Стали двигать столы ближе к дивану, передвигать стулья, делить места. А светлейший Анхенаридит ир го тэ Ставэ, весь такой опрятный, спокойный и достойный, словно это и не он сейчас пере… кусал почти десяток девчонок под самыми немыслимыми углами и ракурсами, изволил подойти ко мне. Вот только запах от него шел — смрад, меня аж снова затошнило.
— Что, в прекрасных розовых мечтах это было как-то не так? — тихо поинтересовался, опускаясь передо мной на колени.
— Да как вы смеете!.. За что?! Зачем?! — я плакала, дрожа, и не могла подобрать слов, чтоб выразить ему все отвращение к его поступку.
— Зачем тебя позвал? — невозмутимо отозвался он. — Ну, ты же сама хотела поговорить. Не ждать же тебе в коридоре. А мне надо было поесть. И — да, я так питаюсь. Я же не морщусь, когда хожу с тобой в ресторан.
— Мы не ходили в ресторан.
— Да? А что это было, кафе? Забегаловка? Не в названии суть. Суть в том, что я могу посидеть и подождать, пока ты, или кто-либо другой из людей, поест. Хотя один светоч знает, насколько отвратительны для меня многие ваши кулинарные запахи, и сколь до отвращения неаккуратно многие твои сородичи принимают пищу. Я же не морщусь, не отворачиваюсь и истерики не закатываю. Почему же ты считаешь возможным столь бурно реагировать на мое естественное желание утолить голод?

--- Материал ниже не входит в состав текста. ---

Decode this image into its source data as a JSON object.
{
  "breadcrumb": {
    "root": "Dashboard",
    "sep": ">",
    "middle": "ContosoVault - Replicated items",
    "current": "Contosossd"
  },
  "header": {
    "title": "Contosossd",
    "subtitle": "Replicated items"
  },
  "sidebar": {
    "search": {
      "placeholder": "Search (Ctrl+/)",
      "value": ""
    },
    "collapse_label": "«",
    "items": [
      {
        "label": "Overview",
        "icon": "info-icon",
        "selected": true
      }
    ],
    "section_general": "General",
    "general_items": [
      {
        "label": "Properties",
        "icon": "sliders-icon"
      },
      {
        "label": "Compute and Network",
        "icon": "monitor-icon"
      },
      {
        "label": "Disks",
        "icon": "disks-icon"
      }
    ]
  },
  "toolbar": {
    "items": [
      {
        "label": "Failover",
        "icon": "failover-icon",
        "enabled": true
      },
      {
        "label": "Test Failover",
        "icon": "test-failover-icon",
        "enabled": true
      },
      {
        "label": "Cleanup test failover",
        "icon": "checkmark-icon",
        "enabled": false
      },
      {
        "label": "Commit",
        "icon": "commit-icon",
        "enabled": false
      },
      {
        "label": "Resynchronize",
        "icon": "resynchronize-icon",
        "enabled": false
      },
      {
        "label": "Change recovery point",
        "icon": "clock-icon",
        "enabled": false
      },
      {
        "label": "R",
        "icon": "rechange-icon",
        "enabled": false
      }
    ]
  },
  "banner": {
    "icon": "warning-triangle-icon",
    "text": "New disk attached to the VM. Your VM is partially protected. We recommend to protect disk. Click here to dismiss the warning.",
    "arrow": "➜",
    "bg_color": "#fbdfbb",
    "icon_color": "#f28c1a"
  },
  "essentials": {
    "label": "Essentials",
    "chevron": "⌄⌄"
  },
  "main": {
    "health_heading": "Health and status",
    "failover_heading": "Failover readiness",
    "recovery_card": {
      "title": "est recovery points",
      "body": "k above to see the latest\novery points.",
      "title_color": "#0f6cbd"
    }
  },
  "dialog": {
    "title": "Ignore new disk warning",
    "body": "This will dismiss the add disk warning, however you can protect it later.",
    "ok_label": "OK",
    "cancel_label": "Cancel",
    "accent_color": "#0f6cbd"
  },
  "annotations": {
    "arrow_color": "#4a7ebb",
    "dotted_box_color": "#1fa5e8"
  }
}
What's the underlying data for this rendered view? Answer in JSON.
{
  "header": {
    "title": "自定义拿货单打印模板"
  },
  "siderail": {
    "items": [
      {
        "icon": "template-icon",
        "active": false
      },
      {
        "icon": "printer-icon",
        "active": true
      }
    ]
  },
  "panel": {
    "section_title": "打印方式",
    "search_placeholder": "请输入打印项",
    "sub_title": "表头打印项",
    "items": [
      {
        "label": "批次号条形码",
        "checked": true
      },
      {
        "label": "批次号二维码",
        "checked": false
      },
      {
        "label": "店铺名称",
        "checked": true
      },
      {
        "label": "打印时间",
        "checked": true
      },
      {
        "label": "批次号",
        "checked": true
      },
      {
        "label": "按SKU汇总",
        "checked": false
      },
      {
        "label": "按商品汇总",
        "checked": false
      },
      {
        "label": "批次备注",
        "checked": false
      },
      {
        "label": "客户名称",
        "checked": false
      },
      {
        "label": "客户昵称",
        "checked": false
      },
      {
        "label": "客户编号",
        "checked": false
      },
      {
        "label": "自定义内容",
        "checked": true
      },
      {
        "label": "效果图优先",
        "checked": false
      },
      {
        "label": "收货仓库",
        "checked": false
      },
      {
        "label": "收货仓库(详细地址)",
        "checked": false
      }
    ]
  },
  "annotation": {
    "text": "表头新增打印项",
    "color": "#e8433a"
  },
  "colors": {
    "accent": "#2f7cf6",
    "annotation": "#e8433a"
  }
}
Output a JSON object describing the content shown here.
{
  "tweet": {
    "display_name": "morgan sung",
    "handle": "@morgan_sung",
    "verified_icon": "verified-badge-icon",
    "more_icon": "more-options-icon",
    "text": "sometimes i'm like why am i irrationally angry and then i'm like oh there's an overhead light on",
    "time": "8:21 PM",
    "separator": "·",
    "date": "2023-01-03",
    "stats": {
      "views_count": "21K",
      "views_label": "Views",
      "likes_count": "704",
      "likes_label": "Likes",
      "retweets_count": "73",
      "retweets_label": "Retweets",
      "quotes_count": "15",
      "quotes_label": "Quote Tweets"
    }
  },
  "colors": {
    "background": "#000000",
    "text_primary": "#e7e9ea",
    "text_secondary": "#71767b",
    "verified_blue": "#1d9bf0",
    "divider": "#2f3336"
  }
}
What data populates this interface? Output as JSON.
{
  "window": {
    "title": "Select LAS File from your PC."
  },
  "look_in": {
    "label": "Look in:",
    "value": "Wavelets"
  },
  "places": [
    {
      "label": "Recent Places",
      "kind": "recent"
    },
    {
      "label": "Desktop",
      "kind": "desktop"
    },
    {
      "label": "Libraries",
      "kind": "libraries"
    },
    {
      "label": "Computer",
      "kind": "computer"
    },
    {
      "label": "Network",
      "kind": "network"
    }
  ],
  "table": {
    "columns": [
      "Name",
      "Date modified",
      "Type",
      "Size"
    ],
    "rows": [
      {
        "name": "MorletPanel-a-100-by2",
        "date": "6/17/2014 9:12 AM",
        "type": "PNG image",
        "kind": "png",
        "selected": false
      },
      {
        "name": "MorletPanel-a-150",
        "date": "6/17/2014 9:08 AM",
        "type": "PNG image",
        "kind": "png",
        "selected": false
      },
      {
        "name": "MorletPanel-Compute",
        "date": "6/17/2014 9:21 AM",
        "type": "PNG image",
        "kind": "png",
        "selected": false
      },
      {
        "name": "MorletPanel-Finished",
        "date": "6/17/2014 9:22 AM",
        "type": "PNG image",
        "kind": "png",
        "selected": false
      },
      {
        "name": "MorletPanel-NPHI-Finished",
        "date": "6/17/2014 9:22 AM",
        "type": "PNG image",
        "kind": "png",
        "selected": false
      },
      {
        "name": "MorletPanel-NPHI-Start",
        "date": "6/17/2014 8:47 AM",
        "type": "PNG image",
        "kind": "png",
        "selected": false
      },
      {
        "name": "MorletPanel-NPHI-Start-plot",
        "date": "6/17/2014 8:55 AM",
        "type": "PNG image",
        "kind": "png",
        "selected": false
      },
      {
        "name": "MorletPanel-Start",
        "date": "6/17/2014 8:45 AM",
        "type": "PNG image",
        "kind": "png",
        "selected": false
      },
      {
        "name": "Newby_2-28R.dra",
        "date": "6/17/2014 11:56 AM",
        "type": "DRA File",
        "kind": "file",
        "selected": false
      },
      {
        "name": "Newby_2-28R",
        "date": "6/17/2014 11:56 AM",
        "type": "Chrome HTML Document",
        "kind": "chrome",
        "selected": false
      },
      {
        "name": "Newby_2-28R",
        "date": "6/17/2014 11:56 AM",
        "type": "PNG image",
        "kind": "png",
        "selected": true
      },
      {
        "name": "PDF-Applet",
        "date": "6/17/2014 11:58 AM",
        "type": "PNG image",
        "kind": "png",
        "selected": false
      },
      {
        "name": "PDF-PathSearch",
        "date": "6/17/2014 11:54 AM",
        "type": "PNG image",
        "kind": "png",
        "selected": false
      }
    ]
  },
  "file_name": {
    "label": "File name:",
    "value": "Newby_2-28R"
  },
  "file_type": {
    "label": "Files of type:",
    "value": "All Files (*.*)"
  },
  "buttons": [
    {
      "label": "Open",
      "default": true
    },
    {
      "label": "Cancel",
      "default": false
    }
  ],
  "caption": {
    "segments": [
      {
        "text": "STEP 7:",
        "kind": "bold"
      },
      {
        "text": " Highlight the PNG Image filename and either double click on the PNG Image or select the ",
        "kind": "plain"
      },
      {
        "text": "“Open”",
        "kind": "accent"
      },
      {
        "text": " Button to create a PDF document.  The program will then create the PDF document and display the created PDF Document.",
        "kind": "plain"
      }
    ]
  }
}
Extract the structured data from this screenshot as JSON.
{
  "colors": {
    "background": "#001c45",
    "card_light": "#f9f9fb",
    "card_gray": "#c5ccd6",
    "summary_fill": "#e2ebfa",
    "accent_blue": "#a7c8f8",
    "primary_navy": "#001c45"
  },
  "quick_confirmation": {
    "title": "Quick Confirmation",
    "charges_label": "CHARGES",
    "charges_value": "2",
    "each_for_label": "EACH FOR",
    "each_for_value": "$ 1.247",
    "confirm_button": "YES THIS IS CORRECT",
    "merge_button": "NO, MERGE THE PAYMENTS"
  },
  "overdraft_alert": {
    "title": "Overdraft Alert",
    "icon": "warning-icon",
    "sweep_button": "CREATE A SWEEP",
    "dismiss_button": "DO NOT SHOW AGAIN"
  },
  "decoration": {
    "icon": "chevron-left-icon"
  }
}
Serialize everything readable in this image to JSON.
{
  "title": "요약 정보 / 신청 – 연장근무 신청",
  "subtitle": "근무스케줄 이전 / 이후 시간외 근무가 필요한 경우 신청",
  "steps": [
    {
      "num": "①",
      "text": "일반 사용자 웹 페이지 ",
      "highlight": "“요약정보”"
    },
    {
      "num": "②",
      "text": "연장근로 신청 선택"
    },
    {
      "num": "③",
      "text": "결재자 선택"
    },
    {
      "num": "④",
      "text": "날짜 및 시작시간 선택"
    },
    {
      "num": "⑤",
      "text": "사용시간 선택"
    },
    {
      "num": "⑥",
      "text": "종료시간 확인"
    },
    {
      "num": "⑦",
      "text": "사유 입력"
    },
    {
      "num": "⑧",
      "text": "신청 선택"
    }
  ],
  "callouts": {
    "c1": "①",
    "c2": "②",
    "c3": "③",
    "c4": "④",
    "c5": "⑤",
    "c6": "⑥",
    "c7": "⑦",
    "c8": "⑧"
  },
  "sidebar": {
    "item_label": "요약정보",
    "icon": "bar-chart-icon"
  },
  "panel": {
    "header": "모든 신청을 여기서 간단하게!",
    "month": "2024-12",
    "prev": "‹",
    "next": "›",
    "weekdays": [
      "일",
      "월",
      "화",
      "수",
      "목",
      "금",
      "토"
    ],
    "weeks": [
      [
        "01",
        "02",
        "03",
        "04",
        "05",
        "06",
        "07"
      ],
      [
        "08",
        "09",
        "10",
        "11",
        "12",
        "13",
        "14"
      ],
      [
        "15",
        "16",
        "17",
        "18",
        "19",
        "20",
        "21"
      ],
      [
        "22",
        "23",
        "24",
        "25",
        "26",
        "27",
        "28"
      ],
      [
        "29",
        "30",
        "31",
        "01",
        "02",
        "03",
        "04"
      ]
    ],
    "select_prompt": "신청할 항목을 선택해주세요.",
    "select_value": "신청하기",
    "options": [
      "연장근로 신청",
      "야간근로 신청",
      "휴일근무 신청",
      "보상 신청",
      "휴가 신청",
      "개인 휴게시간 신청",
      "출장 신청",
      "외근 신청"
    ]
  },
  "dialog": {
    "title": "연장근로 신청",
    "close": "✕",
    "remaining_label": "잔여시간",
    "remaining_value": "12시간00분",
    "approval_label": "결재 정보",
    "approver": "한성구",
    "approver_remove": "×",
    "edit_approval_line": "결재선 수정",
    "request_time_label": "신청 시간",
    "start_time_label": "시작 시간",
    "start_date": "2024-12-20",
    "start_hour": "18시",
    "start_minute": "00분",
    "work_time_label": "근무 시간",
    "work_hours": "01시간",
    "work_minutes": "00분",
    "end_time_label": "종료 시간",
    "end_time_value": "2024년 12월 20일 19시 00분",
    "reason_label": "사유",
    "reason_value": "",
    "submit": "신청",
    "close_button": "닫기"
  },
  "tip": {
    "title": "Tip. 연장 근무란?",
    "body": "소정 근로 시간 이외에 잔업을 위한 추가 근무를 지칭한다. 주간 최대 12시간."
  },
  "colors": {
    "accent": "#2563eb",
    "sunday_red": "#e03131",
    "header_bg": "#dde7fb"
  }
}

— Естественное желание? Утолить голод? Почему нельзя было просто выпить чьей-то крови? Зачем надо было устраивать это… это… Нагонять толпу озабоченных девиц и самозабвенно их удовлетворять? И да, смертельная усталость как-то плохо вяжется с повышенным сексуальным аппетитом!
— У людей, наверно, и не вяжется. Ну а я, возможно, забыл тебе представиться: я вампир, девочка, и для нас секс столь же важная составляющая понятия «утолить голод», как и кровь. Что же до «просто выпить», да, я мог бы просто выпить. Двоих. Мне бы хватило. Вот только выпить бы их пришлось до последней капли. Я был голоден, и мне требовалось очень много крови. И очень много их весьма насыщенных эмоций. Поэтому секс в меню все равно бы входил. Вот только вместо стайки счастливых девчат здесь сейчас лежало бы два трупа. Так тебя устроило бы больше? Больше соответствовало бы твоим представлениям о приличиях?